Milton Keynes hosts welcome event for newly arrived settlers from Hong Kong
UN Director for Milton Keynes Friendship Festival Christine Ho welcomes new settlers, ITV News Anglia reports.
Milton Keynes has held a welcoming event for people who have arrived from Hong Kong to settle in the city.
The friendship festival is one of several being held across the UK for the tens of thousands of people from the former British colony, who have moved to Britain under a special citizenship scheme.
This is the eighth event of its kind in the UK and one of the organisers hopes it will help people to integrate quickly. The festival celebrated the two different cultures with the hope strangers would become friends.
"I do remember at the beginning when I came over here 30 years ago I had no friends, no family here. I had no support, UN Director of Milton Keynes Friendship Festival, Christine Ho, said.

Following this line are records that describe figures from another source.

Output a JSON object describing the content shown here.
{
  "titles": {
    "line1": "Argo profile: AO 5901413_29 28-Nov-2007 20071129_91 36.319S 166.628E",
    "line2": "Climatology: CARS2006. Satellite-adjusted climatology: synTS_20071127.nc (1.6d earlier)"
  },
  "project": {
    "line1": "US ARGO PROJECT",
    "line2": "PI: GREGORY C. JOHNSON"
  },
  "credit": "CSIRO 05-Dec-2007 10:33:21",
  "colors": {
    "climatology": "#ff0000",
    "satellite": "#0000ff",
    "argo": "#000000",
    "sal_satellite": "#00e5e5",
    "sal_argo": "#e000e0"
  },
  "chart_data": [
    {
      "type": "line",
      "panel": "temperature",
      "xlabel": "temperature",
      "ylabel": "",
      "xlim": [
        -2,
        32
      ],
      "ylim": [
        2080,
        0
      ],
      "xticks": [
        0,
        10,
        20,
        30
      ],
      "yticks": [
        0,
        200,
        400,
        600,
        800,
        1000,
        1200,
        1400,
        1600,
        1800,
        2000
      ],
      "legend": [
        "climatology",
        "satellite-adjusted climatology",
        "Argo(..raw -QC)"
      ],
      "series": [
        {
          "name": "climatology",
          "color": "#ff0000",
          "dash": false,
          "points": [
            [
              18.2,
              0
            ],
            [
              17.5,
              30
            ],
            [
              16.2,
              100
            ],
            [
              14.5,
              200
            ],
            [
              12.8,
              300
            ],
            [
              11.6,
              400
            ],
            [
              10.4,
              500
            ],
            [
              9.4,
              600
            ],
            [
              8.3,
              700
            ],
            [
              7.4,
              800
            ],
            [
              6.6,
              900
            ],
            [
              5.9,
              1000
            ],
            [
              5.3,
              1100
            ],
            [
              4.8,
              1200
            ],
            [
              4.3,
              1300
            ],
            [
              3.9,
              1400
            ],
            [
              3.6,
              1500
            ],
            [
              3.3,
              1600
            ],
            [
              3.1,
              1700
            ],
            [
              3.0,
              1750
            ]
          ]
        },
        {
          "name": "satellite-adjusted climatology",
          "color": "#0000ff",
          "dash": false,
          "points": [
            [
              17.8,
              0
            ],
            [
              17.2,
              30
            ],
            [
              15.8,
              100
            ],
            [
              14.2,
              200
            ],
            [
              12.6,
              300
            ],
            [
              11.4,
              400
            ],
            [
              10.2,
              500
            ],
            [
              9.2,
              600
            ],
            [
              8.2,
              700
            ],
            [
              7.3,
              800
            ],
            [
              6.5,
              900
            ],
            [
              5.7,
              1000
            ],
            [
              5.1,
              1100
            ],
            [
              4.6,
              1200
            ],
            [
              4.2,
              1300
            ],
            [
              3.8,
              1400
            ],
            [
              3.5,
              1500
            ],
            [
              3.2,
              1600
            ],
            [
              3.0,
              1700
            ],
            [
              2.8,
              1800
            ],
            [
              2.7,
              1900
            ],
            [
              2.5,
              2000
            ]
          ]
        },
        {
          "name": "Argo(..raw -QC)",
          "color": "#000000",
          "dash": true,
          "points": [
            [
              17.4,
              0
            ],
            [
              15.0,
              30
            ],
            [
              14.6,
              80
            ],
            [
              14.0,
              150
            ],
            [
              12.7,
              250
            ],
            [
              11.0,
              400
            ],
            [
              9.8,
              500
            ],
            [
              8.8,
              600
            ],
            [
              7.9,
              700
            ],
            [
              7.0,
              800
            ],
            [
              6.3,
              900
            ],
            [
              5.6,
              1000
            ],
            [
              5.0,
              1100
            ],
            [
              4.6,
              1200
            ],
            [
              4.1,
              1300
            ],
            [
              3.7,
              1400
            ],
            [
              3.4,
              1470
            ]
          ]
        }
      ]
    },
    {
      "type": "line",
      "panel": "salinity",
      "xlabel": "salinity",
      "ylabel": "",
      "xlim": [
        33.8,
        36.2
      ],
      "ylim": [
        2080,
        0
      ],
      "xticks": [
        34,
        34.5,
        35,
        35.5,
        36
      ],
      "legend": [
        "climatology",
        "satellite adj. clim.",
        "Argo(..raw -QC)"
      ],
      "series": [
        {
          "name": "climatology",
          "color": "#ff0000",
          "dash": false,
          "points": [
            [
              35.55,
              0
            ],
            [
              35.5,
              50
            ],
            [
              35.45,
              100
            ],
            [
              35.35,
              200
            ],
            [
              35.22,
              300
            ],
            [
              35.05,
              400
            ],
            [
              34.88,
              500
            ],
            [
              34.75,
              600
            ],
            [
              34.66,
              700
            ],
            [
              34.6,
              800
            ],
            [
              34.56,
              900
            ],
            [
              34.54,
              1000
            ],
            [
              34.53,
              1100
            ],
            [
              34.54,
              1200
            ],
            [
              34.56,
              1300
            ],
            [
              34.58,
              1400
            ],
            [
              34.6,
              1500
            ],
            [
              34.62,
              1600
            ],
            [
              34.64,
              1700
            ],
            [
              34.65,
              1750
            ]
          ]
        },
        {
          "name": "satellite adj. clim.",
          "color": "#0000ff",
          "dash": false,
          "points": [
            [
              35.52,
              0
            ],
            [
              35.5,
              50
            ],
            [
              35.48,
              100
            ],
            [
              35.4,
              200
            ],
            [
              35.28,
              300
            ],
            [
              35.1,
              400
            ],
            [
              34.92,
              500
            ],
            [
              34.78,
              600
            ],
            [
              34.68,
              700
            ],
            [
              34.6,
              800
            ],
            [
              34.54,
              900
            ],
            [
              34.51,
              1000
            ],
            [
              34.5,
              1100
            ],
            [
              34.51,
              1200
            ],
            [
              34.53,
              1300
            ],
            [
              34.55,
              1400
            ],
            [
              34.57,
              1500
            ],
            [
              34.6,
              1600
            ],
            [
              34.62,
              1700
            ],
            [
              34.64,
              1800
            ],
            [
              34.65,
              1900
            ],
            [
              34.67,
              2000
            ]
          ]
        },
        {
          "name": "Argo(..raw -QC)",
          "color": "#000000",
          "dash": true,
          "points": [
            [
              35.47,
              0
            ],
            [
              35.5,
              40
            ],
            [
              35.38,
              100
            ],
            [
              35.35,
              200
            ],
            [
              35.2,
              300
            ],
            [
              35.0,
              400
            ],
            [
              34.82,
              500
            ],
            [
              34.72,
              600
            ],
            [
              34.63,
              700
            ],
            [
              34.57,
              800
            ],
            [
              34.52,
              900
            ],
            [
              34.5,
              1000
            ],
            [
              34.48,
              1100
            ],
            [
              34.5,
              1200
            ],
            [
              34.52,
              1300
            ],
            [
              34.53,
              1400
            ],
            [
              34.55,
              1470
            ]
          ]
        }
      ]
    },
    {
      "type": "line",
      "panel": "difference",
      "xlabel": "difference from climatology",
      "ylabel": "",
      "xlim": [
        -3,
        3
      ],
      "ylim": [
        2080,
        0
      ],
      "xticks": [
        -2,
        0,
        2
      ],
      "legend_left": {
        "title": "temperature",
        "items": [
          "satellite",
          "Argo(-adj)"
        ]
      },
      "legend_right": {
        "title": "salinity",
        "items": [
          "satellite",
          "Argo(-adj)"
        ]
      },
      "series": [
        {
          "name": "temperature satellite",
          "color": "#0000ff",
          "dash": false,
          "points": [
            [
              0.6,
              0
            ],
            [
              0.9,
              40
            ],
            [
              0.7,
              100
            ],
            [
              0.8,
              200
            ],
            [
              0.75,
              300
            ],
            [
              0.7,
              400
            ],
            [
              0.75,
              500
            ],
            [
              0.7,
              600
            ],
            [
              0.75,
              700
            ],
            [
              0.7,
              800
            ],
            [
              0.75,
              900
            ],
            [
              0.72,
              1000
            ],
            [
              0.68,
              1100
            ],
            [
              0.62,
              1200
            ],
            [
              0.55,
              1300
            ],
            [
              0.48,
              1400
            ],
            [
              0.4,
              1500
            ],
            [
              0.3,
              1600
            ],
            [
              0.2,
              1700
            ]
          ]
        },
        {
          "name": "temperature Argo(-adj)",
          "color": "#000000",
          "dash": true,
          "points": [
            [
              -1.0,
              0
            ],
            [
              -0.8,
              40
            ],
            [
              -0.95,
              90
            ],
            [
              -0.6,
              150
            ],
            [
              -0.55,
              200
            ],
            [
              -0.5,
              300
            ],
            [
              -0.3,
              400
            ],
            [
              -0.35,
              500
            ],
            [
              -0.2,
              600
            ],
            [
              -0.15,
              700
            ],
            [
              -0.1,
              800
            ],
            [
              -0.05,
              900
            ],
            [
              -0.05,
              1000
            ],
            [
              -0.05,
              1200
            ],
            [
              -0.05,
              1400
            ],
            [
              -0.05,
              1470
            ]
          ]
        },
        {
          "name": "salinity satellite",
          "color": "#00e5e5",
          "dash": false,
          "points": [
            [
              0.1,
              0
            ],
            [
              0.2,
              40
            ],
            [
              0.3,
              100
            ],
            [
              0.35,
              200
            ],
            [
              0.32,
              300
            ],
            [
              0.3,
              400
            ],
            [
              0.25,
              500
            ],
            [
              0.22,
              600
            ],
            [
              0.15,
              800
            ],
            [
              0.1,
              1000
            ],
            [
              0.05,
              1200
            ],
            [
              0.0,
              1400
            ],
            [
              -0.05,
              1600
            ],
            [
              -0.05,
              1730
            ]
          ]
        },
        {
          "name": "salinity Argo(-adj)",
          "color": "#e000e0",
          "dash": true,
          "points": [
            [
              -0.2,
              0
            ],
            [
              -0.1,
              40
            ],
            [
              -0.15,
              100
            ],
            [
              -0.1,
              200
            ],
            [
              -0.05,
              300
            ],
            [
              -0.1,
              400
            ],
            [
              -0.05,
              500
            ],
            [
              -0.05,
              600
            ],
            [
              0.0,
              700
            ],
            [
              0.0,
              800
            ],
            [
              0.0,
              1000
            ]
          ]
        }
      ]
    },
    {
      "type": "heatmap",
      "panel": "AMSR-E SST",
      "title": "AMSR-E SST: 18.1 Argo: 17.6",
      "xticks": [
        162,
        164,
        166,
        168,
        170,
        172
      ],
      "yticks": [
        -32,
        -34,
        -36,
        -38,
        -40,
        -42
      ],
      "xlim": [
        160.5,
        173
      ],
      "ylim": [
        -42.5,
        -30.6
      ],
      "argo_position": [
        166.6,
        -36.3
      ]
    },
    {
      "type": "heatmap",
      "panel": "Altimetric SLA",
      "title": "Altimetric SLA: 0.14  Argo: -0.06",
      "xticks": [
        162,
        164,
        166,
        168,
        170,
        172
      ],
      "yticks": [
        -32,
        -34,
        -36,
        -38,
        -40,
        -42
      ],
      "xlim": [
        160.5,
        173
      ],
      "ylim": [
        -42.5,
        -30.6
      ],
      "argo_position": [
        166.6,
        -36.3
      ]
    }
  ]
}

"I really wanted to make new friends but I didn't know how to,"
Thirty years on, the new arrivals are getting a very different experience.
"We arrived the UK in May and it's lovely to be here to share with the other people about their experience. It is a lovely, fantastic festival here," Louis Li said.

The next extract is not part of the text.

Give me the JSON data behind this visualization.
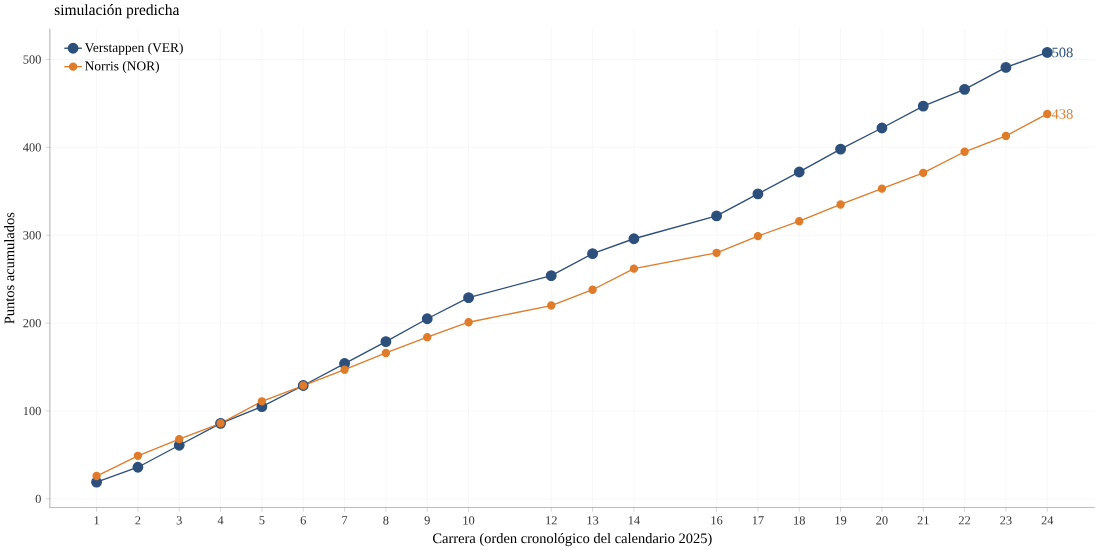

"We're very proud in Britain of being a multicultural society and when new people come I think it's important that we take a step forward to welcome them as well as them coming here and wanting to take part in the community," Sue Butler, Joint CEO of Welcome Churches, said.
It is two years since the UK opened up a path to citizenship for an estimated 2.9million Hongkongers and their dependants.
The move came in response to China’s sweeping national security laws, and toughening curtails on protest.
In 2020, the Home Office announced plans to help grant rights to British National (Overseas) (BNO) citizens who live in Hong Kong so they could come to live and work in the UK..
The government suspended its extradition treaty with Hong Kong indefinitely, and extended an arms embargo that was already covering mainland China.As of January 2021, China said it would no longer recognise the BNO passport as a valid travel document or proof of identity.